JBZ is a physically exacting art. By that I mean that one must concentrate on one’s muscles and move them in a precisely prescribed way in order to properly perform a movement.
Let me give you an example by dissecting the ba turn. In this movement, you need to turn your outside foot by turning your leg at the hip’s ball and socket joint and not at the knee. The inside leg also must turn at the hip, point in the direction of the turn, receive your forward momentum, bend slightly to transfer the momentum down, and then spring up and out in the new direction transferring the momentum forward. It looks quite simple when seen done by someone who is proficient, but it’s not easy to do correctly. [The steps of the ba turn have been abbreviated for this example; there is more to successfully performing this turn than what is written here.]
Practicing this art requires this sort of physical concentration on all that we do from walking and breathing (yes, there’s a proper way to do both – most people do them inefficiently) to the most complex palm changes while turning. My point is that this concentration on your muscles, posture, feet and arm placement and angle, spine angle, etc. is constant. To have power with every step (to have a moving root), one cannot leak energy by having improper alignment and expect to connect with an opponent with full force. In order to make yourself always ready, you have to concentrate on your locomotion at three in the morning when you’ve just gotten out of bed to get a drink of water. You have to live, eat, and breathe the art’s principles twenty-four by seven so they’ll be there in the heat of an encounter; so that they’re hardwired. You don’t want to think about how to do a ba turn when someone is taking a swing at you.

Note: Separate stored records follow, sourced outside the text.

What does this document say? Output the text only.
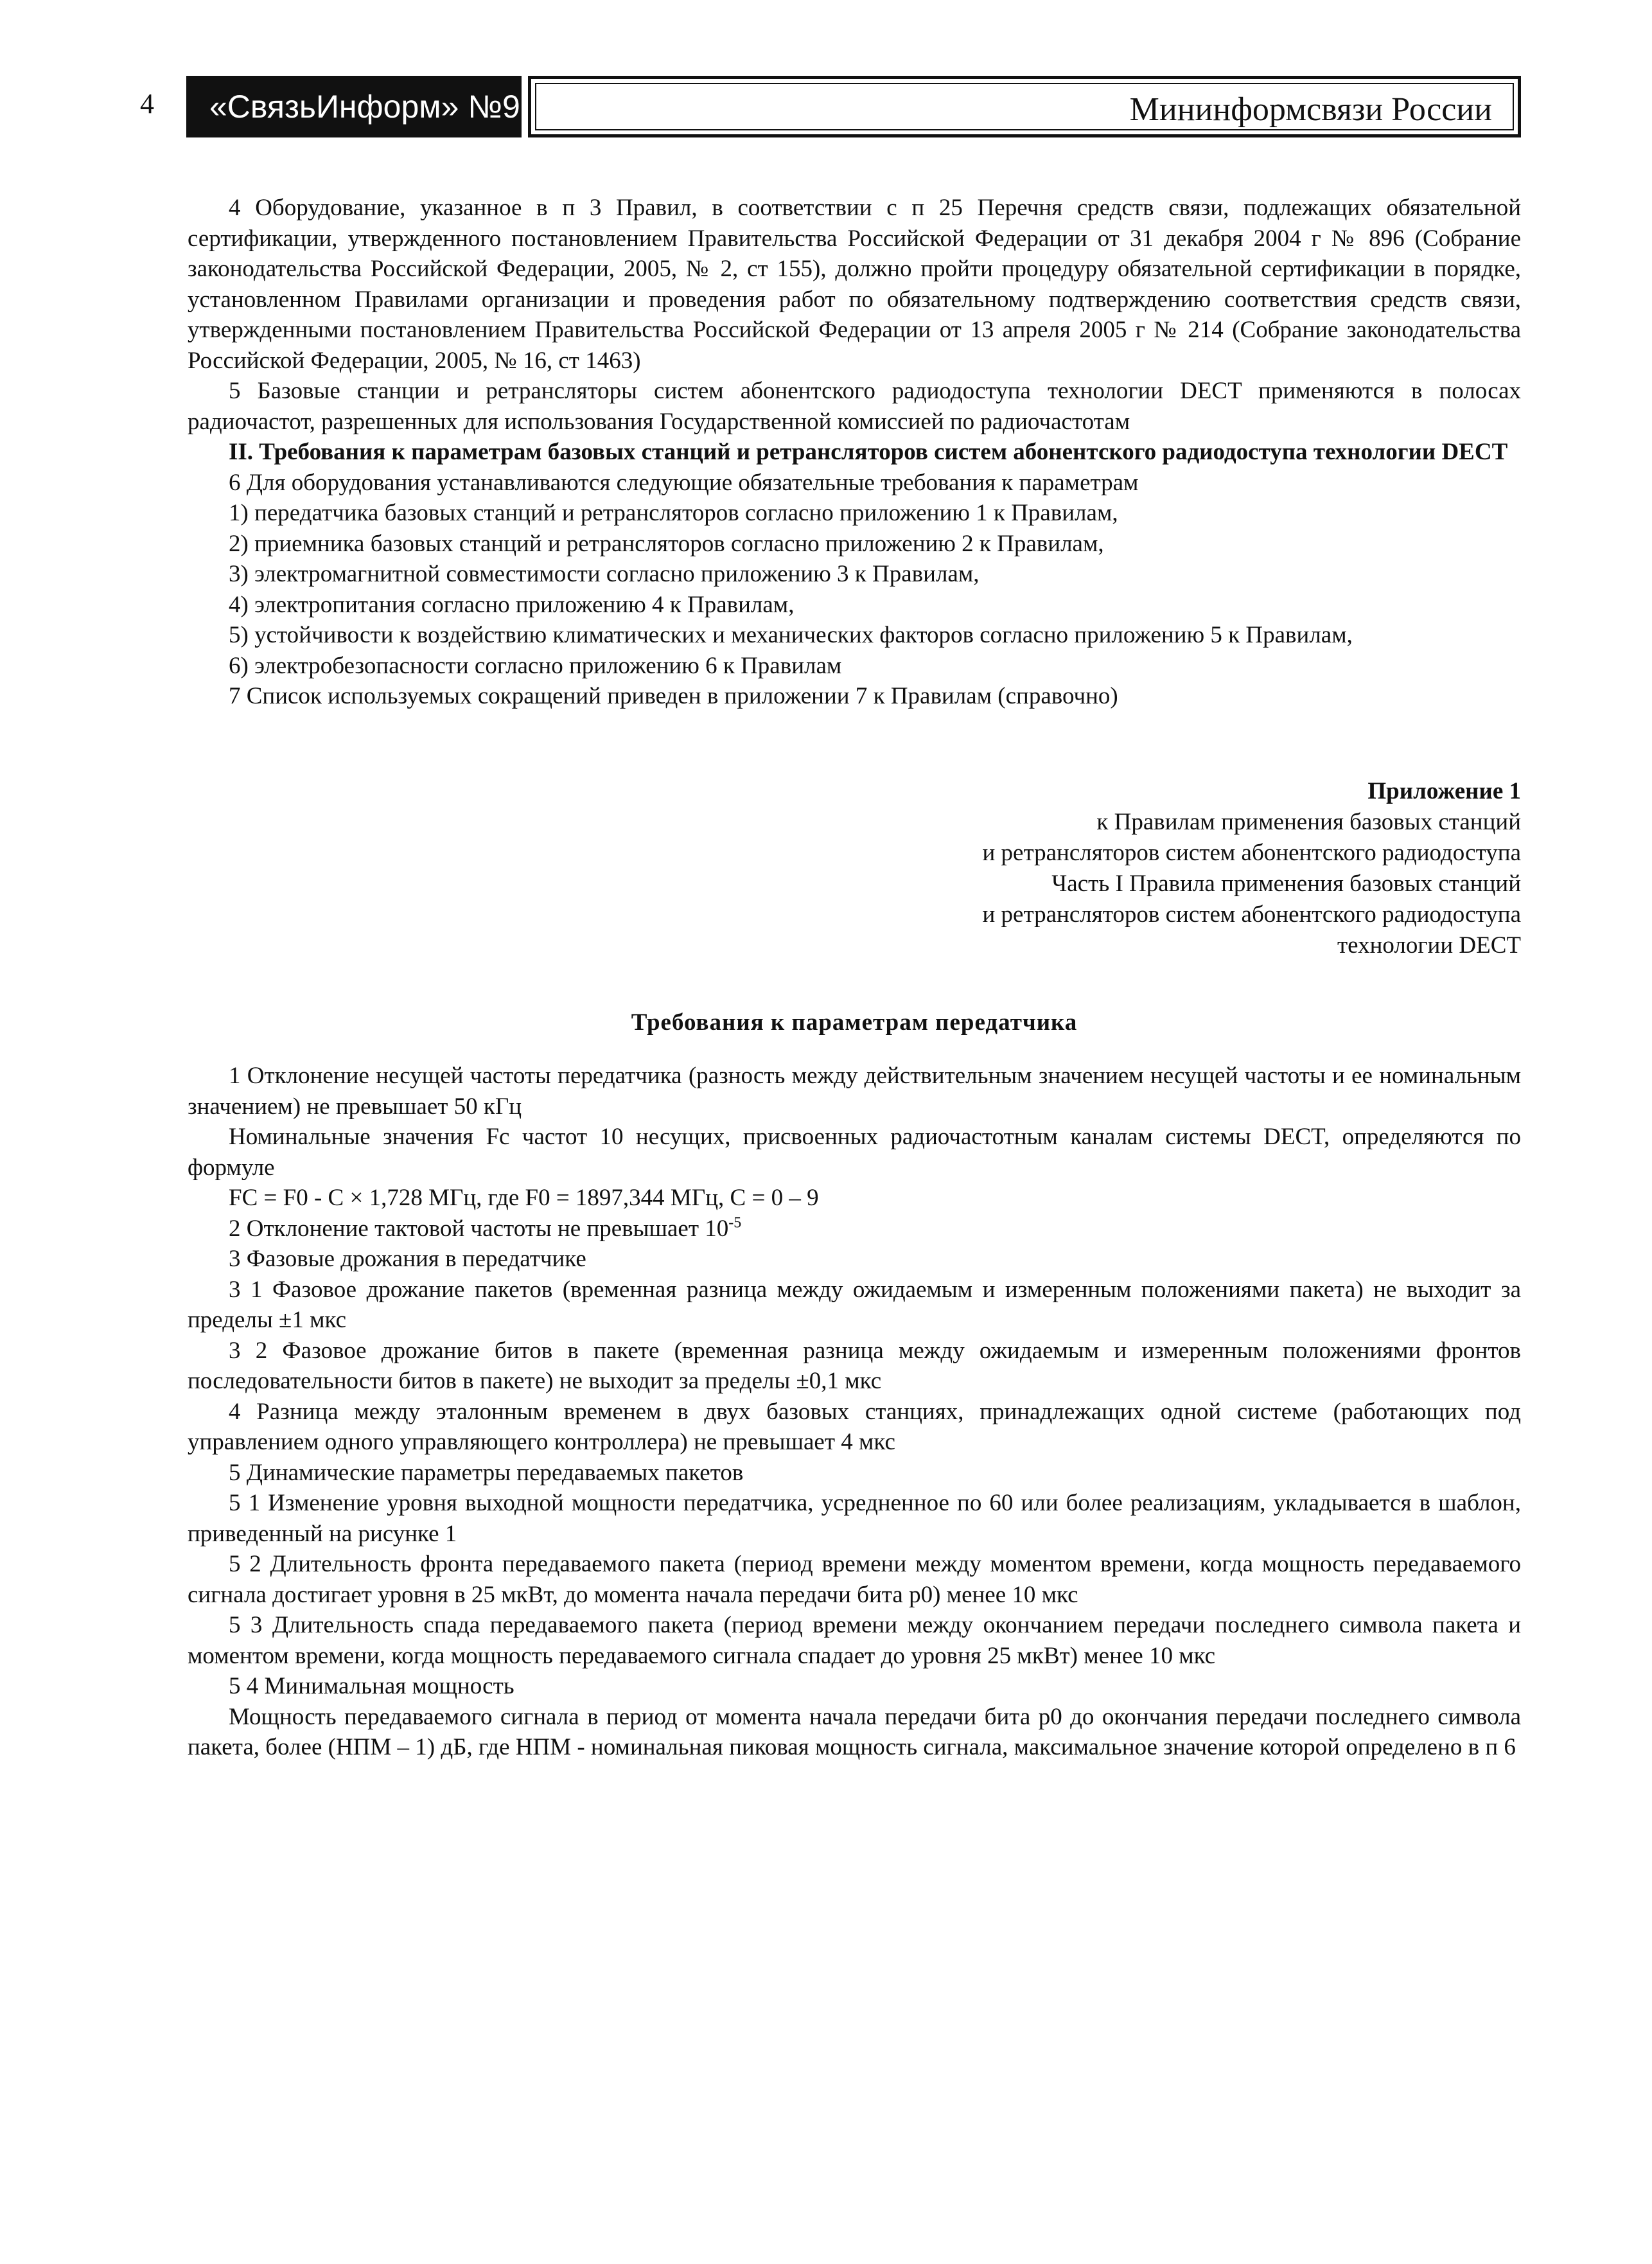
4	«СвязьИнформ» №9	Мининформсвязи России

4 Оборудование, указанное в п 3 Правил, в соответствии с п 25 Перечня средств связи, подлежащих обязательной сертификации, утвержденного постановлением Правительства Российской Федерации от 31 декабря 2004 г № 896 (Собрание законодательства Российской Федерации, 2005, № 2, ст 155), должно пройти процедуру обязательной сертификации в порядке, установленном Правилами организации и проведения работ по обязательному подтверждению соответствия средств связи, утвержденными постановлением Правительства Российской Федерации от 13 апреля 2005 г № 214 (Собрание законодательства Российской Федерации, 2005, № 16, ст 1463)

5 Базовые станции и ретрансляторы систем абонентского радиодоступа технологии DECT применяются в полосах радиочастот, разрешенных для использования Государственной комиссией по радиочастотам

II. Требования к параметрам базовых станций и ретрансляторов систем абонентского радиодоступа технологии DECT

6 Для оборудования устанавливаются следующие обязательные требования к параметрам

1) передатчика базовых станций и ретрансляторов согласно приложению 1 к Правилам,

2) приемника базовых станций и ретрансляторов согласно приложению 2 к Правилам,

3) электромагнитной совместимости согласно приложению 3 к Правилам,

4) электропитания согласно приложению 4 к Правилам,

5) устойчивости к воздействию климатических и механических факторов согласно приложению 5 к Правилам,

6) электробезопасности согласно приложению 6 к Правилам

7 Список используемых сокращений приведен в приложении 7 к Правилам (справочно)

Приложение 1
к Правилам применения базовых станций
и ретрансляторов систем абонентского радиодоступа
Часть I Правила применения базовых станций
и ретрансляторов систем абонентского радиодоступа
технологии DECT
Требования к параметрам передатчика

1 Отклонение несущей частоты передатчика (разность между действительным значением несущей частоты и ее номинальным значением) не превышает 50 кГц

Номинальные значения Fc частот 10 несущих, присвоенных радиочастотным каналам системы DECT, определяются по формуле

FC = F0 - C × 1,728 МГц, где F0 = 1897,344 МГц, C = 0 – 9

2 Отклонение тактовой частоты не превышает $10^{-5}$

3 Фазовые дрожания в передатчике

3 1 Фазовое дрожание пакетов (временная разница между ожидаемым и измеренным положениями пакета) не выходит за пределы ±1 мкс

3 2 Фазовое дрожание битов в пакете (временная разница между ожидаемым и измеренным положениями фронтов последовательности битов в пакете) не выходит за пределы ±0,1 мкс

4 Разница между эталонным временем в двух базовых станциях, принадлежащих одной системе (работающих под управлением одного управляющего контроллера) не превышает 4 мкс

5 Динамические параметры передаваемых пакетов

5 1 Изменение уровня выходной мощности передатчика, усредненное по 60 или более реализациям, укладывается в шаблон, приведенный на рисунке 1

5 2 Длительность фронта передаваемого пакета (период времени между моментом времени, когда мощность передаваемого сигнала достигает уровня в 25 мкВт, до момента начала передачи бита р0) менее 10 мкс

5 3 Длительность спада передаваемого пакета (период времени между окончанием передачи последнего символа пакета и моментом времени, когда мощность передаваемого сигнала спадает до уровня 25 мкВт) менее 10 мкс

5 4 Минимальная мощность

Мощность передаваемого сигнала в период от момента начала передачи бита р0 до окончания передачи последнего символа пакета, более (НПМ – 1) дБ, где НПМ - номинальная пиковая мощность сигнала, максимальное значение которой определено в п 6
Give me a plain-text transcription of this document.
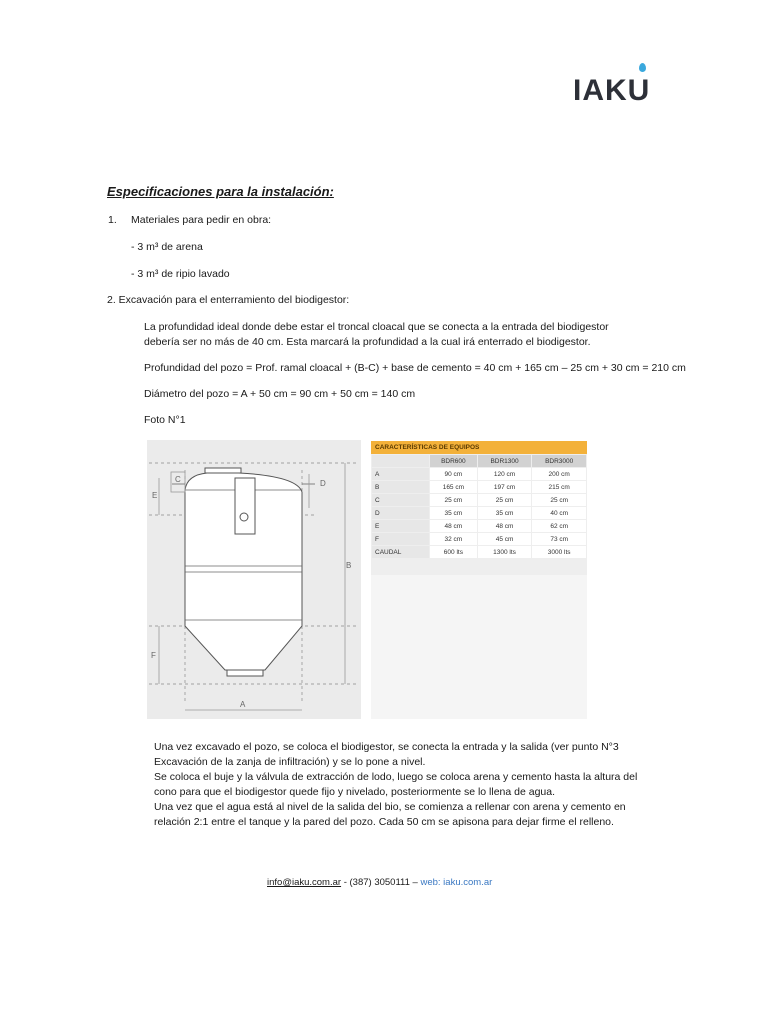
IAKU
Especificaciones para la instalación:
1. Materiales para pedir en obra:
- 3 m³ de arena
- 3 m³ de ripio lavado
2. Excavación para el enterramiento del biodigestor:
La profundidad ideal donde debe estar el troncal cloacal que se conecta a la entrada del biodigestor
debería ser no más de 40 cm. Esta marcará la profundidad a la cual irá enterrado el biodigestor.
Profundidad del pozo = Prof. ramal cloacal + (B-C) + base de cemento = 40 cm + 165 cm – 25 cm + 30 cm = 210 cm
Diámetro del pozo = A + 50 cm = 90 cm + 50 cm = 140 cm
Foto N°1
E
C	D
B
F
A
CARACTERÍSTICAS DE EQUIPOS
	BDR600	BDR1300	BDR3000
A	90 cm	120 cm	200 cm
B	165 cm	197 cm	215 cm
C	25 cm	25 cm	25 cm
D	35 cm	35 cm	40 cm
E	48 cm	48 cm	62 cm
F	32 cm	45 cm	73 cm
CAUDAL	600 lts	1300 lts	3000 lts
Una vez excavado el pozo, se coloca el biodigestor, se conecta la entrada y la salida (ver punto N°3
Excavación de la zanja de infiltración) y se lo pone a nivel.
Se coloca el buje y la válvula de extracción de lodo, luego se coloca arena y cemento hasta la altura del
cono para que el biodigestor quede fijo y nivelado, posteriormente se lo llena de agua.
Una vez que el agua está al nivel de la salida del bio, se comienza a rellenar con arena y cemento en
relación 2:1 entre el tanque y la pared del pozo. Cada 50 cm se apisona para dejar firme el relleno.
info@iaku.com.ar - (387) 3050111 – web: iaku.com.ar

Does this make sense? Our Shizi (our teacher) says that this art is something that you become, not something that you practice. He hit the nail on the head with that summary. Those of us who have gotten into JBZ and been bitten by the bug for this art know exactly what this means.
There’s a non-martial side benefit to all this mental concentration and practice, too. After you’ve been practicing for a while, you know your own body much more deeply. You can isolate muscles that you couldn't before and sense parts of yourself that you didn't know existed. How is that a benefit? Well, you can focus on and examine different areas of your body when something feels different. For example, is this harshness in my throat because of something that I ate, or am I getting a sore throat? If it’s the later, then I can take steps to mitigate the problem (gargling with an antiseptic mouthwash, taking aspirin, getting into bed). In the past I didn’t feel the sore throat coming on, I felt it only after it had already arrived.
If you add Quiet Sitting to this focused attention, you really can feel what's going on inside you. Shifu Painter in his Combat Baguazhang, Volume One says, "... sitting quietly is the easiest way to feel subtle internal sensations."
This deeper knowing of myself has helped me avoid illness for two years. Our Shizi has done so for ten, ever since he started this art. This side benefit alone is worth a million dollars!
But this new-found information can be abused if you don't have the mental discipline to put things in perspective. For example, this crick in my ankle is probably nothing... probably. The undisciplined mind might think that it's trichinosis or beriberi or some such thing. So he'd most likely go to the emergency room where the attendants would say something like, "Hey, here comes Qui Chang Caine again! What do you have this time?" And I would... errr, I mean this other person would tell them and the attendants would laugh and laugh and laugh. I never realized that emergency room attendants were such happy people... ummm, ahhh, not that's it's ever happened to me of course.